McKee: Oh, that was a lot of fun. It was a nice thing to be able to put a little energy into when the plague year was fully establishing itself. It was a wild kind of stress test for the poems, I thought. Because you want to see that parts of your poem can be powerful on their own, and the project really tested that. I was humbled and grateful to be included. It didn’t make me think differently of my work, it actually made me think more clearly about why I put in the work I do to write the poems I write, and what they need to be before they can withstand and contribute to the world. Now, I’m not trying to be grand about what my poems do, but I do think it is instructive to be given a stage like that, and to weigh the work in that context. If anything, it deepened my commitment to my writing, and my gratitude for any time that I am given any space to share it.
DBRL: Read anything good lately you’d like to recommend?

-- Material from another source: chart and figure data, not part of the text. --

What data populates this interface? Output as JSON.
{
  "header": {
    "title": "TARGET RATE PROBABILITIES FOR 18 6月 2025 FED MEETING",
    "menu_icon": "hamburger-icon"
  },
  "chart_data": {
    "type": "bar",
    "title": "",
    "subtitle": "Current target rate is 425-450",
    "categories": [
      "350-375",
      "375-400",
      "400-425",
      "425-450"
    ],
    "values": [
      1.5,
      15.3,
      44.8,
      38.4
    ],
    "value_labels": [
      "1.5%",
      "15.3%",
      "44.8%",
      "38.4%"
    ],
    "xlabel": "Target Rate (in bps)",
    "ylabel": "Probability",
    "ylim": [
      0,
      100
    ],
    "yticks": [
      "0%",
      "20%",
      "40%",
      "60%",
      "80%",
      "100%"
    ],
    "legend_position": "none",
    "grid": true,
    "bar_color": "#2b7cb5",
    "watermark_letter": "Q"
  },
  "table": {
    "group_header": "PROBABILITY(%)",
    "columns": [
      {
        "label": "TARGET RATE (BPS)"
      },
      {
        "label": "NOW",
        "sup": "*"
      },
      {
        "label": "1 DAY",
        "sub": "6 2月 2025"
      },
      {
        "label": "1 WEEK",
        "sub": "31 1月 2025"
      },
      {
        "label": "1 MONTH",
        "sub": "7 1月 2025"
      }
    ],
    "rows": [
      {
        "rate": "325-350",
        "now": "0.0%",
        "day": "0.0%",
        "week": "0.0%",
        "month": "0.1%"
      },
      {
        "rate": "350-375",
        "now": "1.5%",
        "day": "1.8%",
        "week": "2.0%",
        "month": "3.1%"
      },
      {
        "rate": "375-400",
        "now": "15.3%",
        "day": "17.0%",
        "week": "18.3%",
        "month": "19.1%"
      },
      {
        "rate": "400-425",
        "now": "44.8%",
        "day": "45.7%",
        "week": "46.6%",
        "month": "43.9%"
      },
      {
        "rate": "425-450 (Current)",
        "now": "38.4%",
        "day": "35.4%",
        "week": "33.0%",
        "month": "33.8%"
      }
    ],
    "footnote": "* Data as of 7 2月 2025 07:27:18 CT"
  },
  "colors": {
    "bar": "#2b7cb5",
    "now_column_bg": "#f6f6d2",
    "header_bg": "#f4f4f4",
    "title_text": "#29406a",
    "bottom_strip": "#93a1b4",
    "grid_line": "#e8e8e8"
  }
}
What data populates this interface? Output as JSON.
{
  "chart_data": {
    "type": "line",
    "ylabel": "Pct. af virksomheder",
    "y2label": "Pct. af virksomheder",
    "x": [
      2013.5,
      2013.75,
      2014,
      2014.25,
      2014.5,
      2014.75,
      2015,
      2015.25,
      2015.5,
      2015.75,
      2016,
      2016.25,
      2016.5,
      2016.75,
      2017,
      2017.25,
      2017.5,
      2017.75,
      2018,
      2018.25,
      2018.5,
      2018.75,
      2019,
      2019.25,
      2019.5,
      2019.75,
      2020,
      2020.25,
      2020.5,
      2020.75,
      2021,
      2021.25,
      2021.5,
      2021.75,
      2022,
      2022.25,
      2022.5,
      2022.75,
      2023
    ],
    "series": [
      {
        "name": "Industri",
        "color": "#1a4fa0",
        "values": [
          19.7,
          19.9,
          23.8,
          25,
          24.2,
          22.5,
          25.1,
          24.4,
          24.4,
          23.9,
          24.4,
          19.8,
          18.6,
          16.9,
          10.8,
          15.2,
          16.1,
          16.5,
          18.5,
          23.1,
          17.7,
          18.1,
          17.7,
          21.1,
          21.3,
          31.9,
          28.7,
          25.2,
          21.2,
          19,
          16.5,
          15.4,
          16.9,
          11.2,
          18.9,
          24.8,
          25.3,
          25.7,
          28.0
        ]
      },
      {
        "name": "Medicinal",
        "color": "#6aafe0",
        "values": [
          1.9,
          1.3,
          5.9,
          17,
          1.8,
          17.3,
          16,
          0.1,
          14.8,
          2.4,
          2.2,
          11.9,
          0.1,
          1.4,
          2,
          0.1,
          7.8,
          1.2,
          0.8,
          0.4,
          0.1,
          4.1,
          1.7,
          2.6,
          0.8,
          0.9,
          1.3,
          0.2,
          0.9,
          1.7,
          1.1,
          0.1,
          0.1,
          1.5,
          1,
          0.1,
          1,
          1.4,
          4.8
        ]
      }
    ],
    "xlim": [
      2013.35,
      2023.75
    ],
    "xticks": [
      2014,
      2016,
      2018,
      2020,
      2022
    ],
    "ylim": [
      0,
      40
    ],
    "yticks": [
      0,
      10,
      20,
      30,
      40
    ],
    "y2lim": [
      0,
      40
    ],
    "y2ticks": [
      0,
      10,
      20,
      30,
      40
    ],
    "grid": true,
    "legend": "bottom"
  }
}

McKee: For the last year, my reading has been limited almost exclusively to submissions to the Missouri Review, where I am the managing editor. I could recommend several dozen poets, young, old, and indifferent who are writing into this moment with bravery, curiosity, and anger, but that’s always the purview of the editorial staff of any literary magazine. Here are a couple of names: Tiana Clark, Leila Chatti, Jamaica Baldwin, Matty Layne Glasgow, Chris Hayes, Heather Treseler, but there are many, many more. Check our website for more leads.
In terms of indispensable poetry books, though, I have a couple of suggestions from the last year or three:
- “Deaf Republic,” Ilya Kaminsky
- “The Tradition,” Jericho Brown
- “Homie,” Danez Smith
- “The Tornado is the World,” Catherine Pierce
- “More than Mere Light,” Jason Koo
There’s more — there’s always more — but this is a good start. I will say one last thing, however.
Not very long ago, one of the most important teachers I had in the journey of my poetry died. There’s just no sentence you can write that can appropriately deal with that species of reality. It’s weird, and it’s wrong that it is the case that Adam Zagajewski has died. I am drawn in many directions by this news, but I’ve got no other public skill set than writing, so that is the way I will try to do him justice forever. In the meantime, so that Adam Zagajewski might be carried in memory, so that his poems and his essays that we need so badly live, I suggest the following books, to start: “Without End: New & Selected Poems” and “A Defense of Ardor: Essays.”
DBRL: Where can readers get a copy of your book?
McKee: Readers can get a copy of my book, or any one of my full-length collections, by ordering directly from Black Lawrence Press. This is the best way to proceed, generally speaking. However, the other best way to get it is to contact your local independent book store, and ask them to order it for you. I’m going to point you towards Yellow Dog Bookshop, because they are the greatest, and because when this plague is banished, we’ll reconvene the reading series I started with co-owner Joe Chevalier, THE NEXT WEATHER.